The budget, tabled in Parliament ahead of the April 30, 2026, deadline, comes amid expectations that economic growth could slow from 5.3 per cent to 5.0 per cent, partly due to global geopolitical tensions, including the US–Israel–Iran conflict, which has disrupted international trade and energy markets.
The proposed expenditure of Ksh4.82 trillion is divided into three major components. The national government, which includes the Executive, Parliament, and Judiciary, will receive Ksh2.89 trillion.

Consolidated Fund Services, mainly covering debt repayment obligations, will take Ksh1.5 trillion. County governments are allocated Ksh420 billion, an increase of Ksh5 billion from the current financial year.

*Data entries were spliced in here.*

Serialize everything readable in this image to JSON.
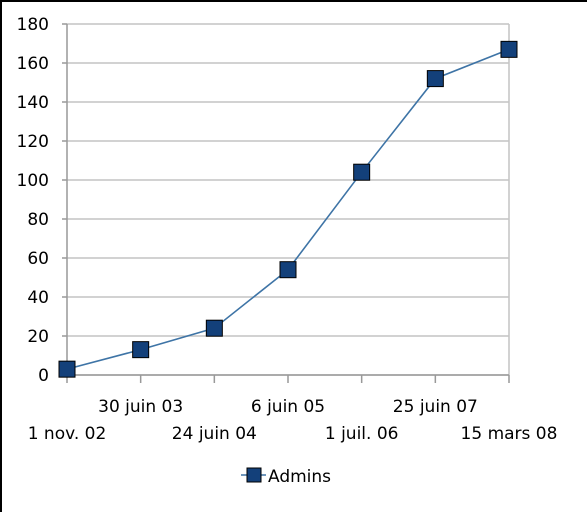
{
  "chart_data": {
    "type": "line",
    "categories": [
      "1 nov. 02",
      "30 juin 03",
      "24 juin 04",
      "6 juin 05",
      "1 juil. 06",
      "25 juin 07",
      "15 mars 08"
    ],
    "series": [
      {
        "name": "Admins",
        "values": [
          3,
          13,
          24,
          54,
          104,
          152,
          167
        ]
      }
    ],
    "ylim": [
      0,
      180
    ],
    "yticks": [
      0,
      20,
      40,
      60,
      80,
      100,
      120,
      140,
      160,
      180
    ],
    "grid": true,
    "legend": "bottom",
    "colors": {
      "line": "#3e74a6",
      "marker_fill": "#13407a",
      "marker_stroke": "#000000",
      "grid": "#c4c4c4",
      "axis": "#999999"
    }
  }
}
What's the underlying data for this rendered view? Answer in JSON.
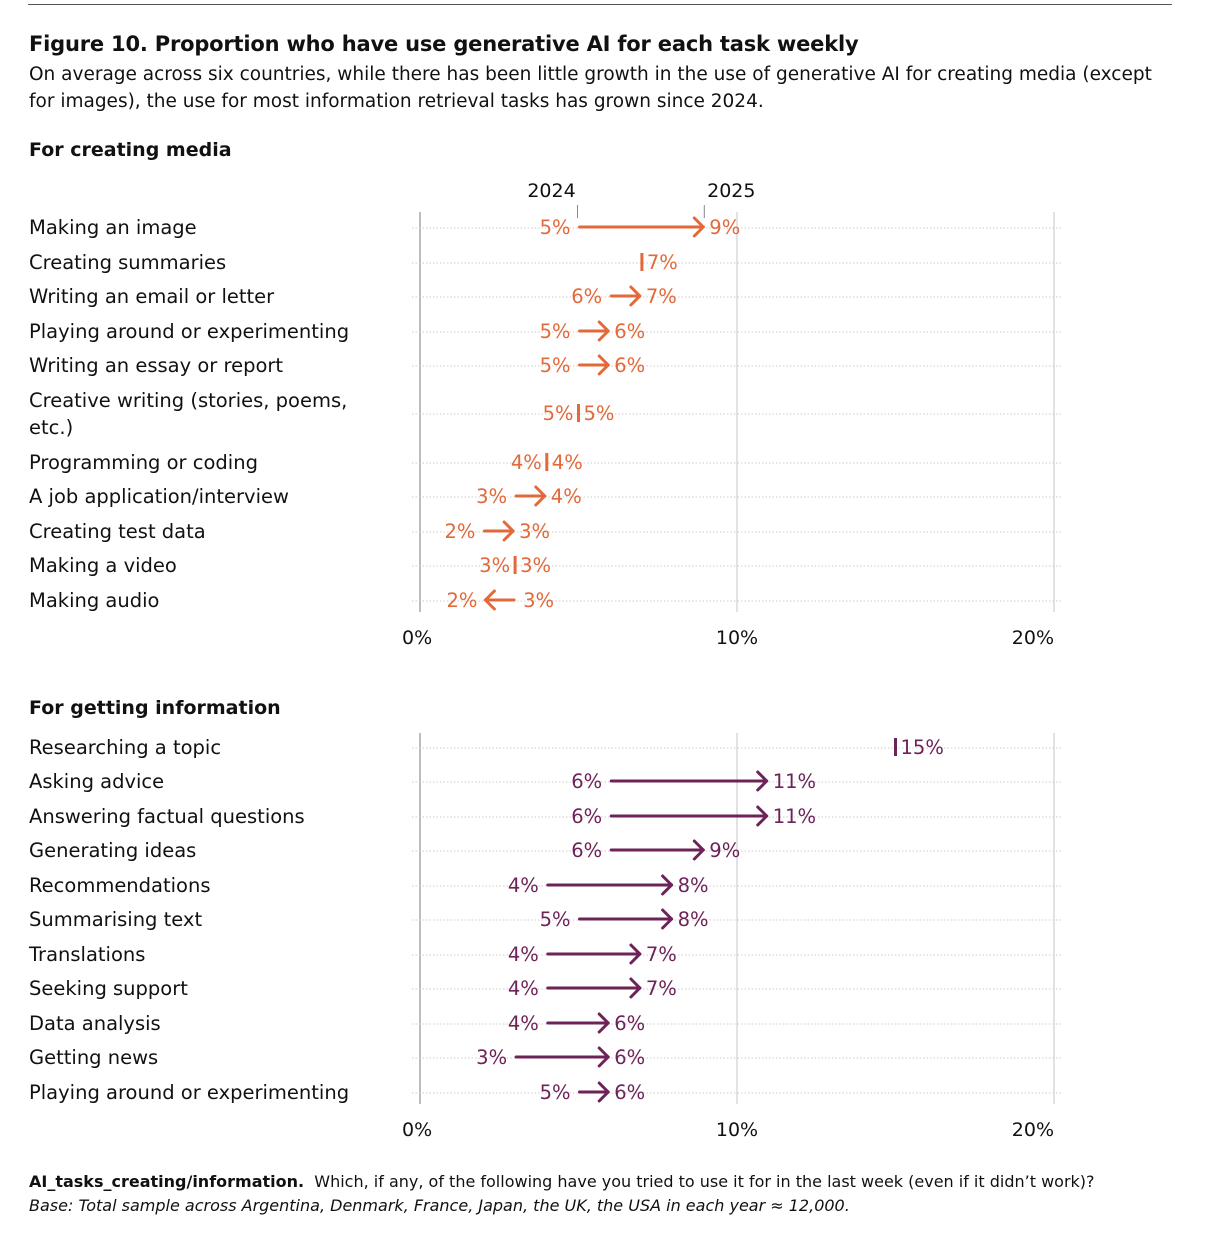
{
  "header": {
    "title": "Figure 10. Proportion who have use generative AI for each task weekly",
    "subtitle": "On average across six countries, while there has been little growth in the use of generative AI for creating media (except for images), the use for most information retrieval tasks has grown since 2024."
  },
  "footer": {
    "question_code": "AI_tasks_creating/information.",
    "question_text": "Which, if any, of the following have you tried to use it for in the last week (even if it didn’t work)?",
    "base": "Base: Total sample across Argentina, Denmark, France, Japan, the UK, the USA in each year ≈ 12,000."
  },
  "colors": {
    "creating_media": "#E2693A",
    "getting_information": "#6E2358",
    "gridline": "#d9d9d9",
    "dotted_guide": "#cccccc"
  },
  "chart_data": [
    {
      "type": "dumbbell-arrow",
      "title": "For creating media",
      "legend": [
        "2024",
        "2025"
      ],
      "legend_placement": "top",
      "xlim": [
        0,
        20
      ],
      "xticks": [
        "0%",
        "10%",
        "20%"
      ],
      "grid": true,
      "color_key": "creating_media",
      "categories": [
        "Making an image",
        "Creating summaries",
        "Writing an email or letter",
        "Playing around or experimenting",
        "Writing an essay or report",
        "Creative writing (stories, poems, etc.)",
        "Programming or coding",
        "A job application/interview",
        "Creating test data",
        "Making a video",
        "Making audio"
      ],
      "series": [
        {
          "name": "2024",
          "values": [
            5,
            7,
            6,
            5,
            5,
            5,
            4,
            3,
            2,
            3,
            3
          ]
        },
        {
          "name": "2025",
          "values": [
            9,
            7,
            7,
            6,
            6,
            5,
            4,
            4,
            3,
            3,
            2
          ]
        }
      ]
    },
    {
      "type": "dumbbell-arrow",
      "title": "For getting information",
      "xlim": [
        0,
        20
      ],
      "xticks": [
        "0%",
        "10%",
        "20%"
      ],
      "grid": true,
      "color_key": "getting_information",
      "categories": [
        "Researching a topic",
        "Asking advice",
        "Answering factual questions",
        "Generating ideas",
        "Recommendations",
        "Summarising text",
        "Translations",
        "Seeking support",
        "Data analysis",
        "Getting news",
        "Playing around or experimenting"
      ],
      "series": [
        {
          "name": "2024",
          "values": [
            15,
            6,
            6,
            6,
            4,
            5,
            4,
            4,
            4,
            3,
            5
          ]
        },
        {
          "name": "2025",
          "values": [
            15,
            11,
            11,
            9,
            8,
            8,
            7,
            7,
            6,
            6,
            6
          ]
        }
      ]
    }
  ]
}
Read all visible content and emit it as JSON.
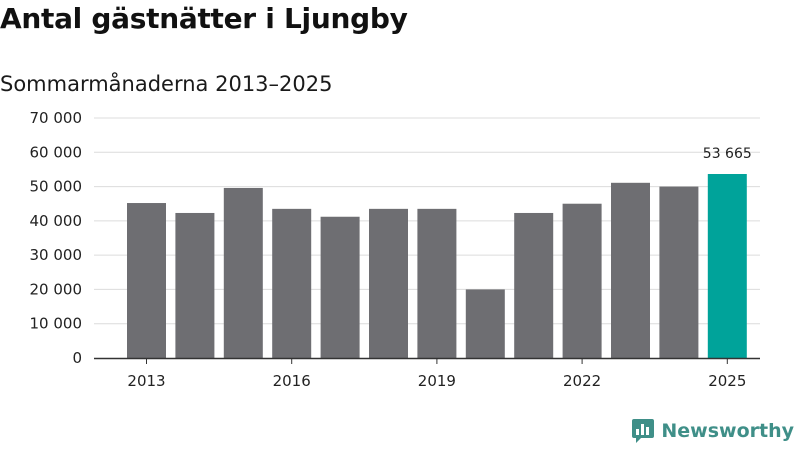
{
  "header": {
    "title": "Antal gästnätter i Ljungby",
    "subtitle": "Sommarmånaderna 2013–2025"
  },
  "brand": {
    "name": "Newsworthy",
    "icon": "newsworthy-logo-icon"
  },
  "colors": {
    "bar": "#6e6e72",
    "highlight": "#00a39a",
    "grid": "#dcdcdc",
    "axis": "#333333",
    "brand": "#3f8f88"
  },
  "chart_data": {
    "type": "bar",
    "title": "Antal gästnätter i Ljungby",
    "subtitle": "Sommarmånaderna 2013–2025",
    "categories": [
      "2013",
      "2014",
      "2015",
      "2016",
      "2017",
      "2018",
      "2019",
      "2020",
      "2021",
      "2022",
      "2023",
      "2024",
      "2025"
    ],
    "values": [
      45200,
      42300,
      49600,
      43500,
      41200,
      43500,
      43500,
      20000,
      42300,
      45000,
      51100,
      50000,
      53665
    ],
    "xtick_labels": [
      "2013",
      "",
      "",
      "2016",
      "",
      "",
      "2019",
      "",
      "",
      "2022",
      "",
      "",
      "2025"
    ],
    "ylim": [
      0,
      70000
    ],
    "yticks": [
      0,
      10000,
      20000,
      30000,
      40000,
      50000,
      60000,
      70000
    ],
    "ytick_labels": [
      "0",
      "10 000",
      "20 000",
      "30 000",
      "40 000",
      "50 000",
      "60 000",
      "70 000"
    ],
    "highlight_index": 12,
    "data_labels": [
      {
        "index": 12,
        "text": "53 665"
      }
    ],
    "grid": true,
    "xlabel": "",
    "ylabel": ""
  }
}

At the national level, spending remains heavily weighted toward recurrent expenditure. Of the Ksh2.89 trillion, about Ksh1.98 trillion will go to salaries, operations, and maintenance costs, while Ksh840.6 billion will fund development projects across ministries. Parliament is set to receive Ksh48.69 billion, while the Judiciary will get Ksh30.44 billion.
To finance the budget, the Treasury expects to raise Ksh3.63 trillion in total revenue, including taxes and Appropriations-in-Aid, which are fees and levies collected by government agencies. Ordinary revenue is projected at Ksh2.99 trillion, up from Ksh2.78 trillion in the current financial year.

Budget deficit
Despite the improved revenue outlook, the government still faces a financing gap of about Ksh1.1 trillion.

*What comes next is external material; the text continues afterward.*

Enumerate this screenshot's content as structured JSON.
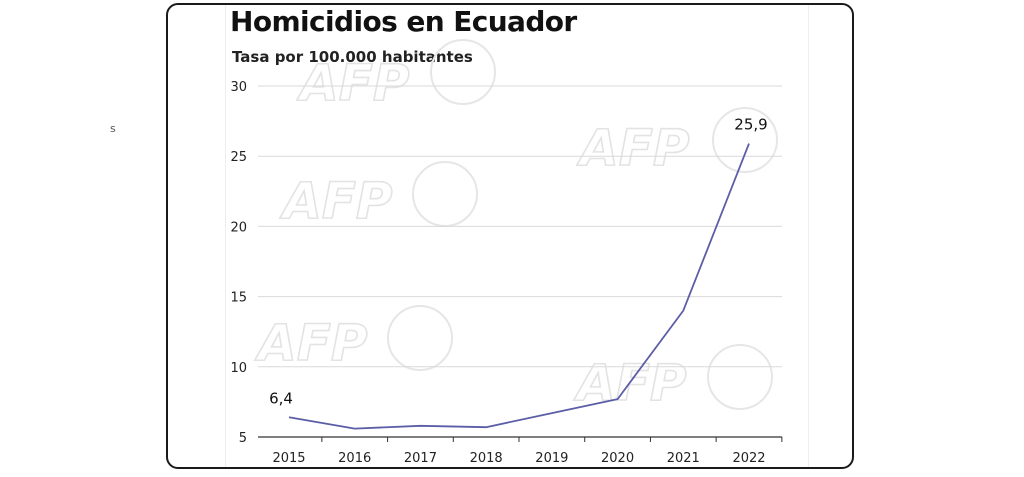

To plug this deficit, the National Treasury plans to borrow Ksh116.2 billion externally and a much larger Ksh995.7 billion from the domestic market. This marks the highest level of domestic borrowing in Kenya’s history, reflecting increased reliance on local lenders such as banks and pension funds to finance government operations.
A significant portion of the budget continues to be absorbed by debt servicing. The Ksh1.5 trillion allocated to Consolidated Fund Services underscores the rising cost of repaying past loans, which has steadily constrained fiscal space for development spending.
Meanwhile, the Executive will take the largest share at 97 per cent, amounting to Ksh2.8 trillion. This highlights the dominance of central government operations in overall spending priorities.
Overall, the 2026/27 budget reflects a continued tension between rising expenditure demands, growing debt obligations, and the challenge of sustaining economic stability while financing both recurrent and development needs.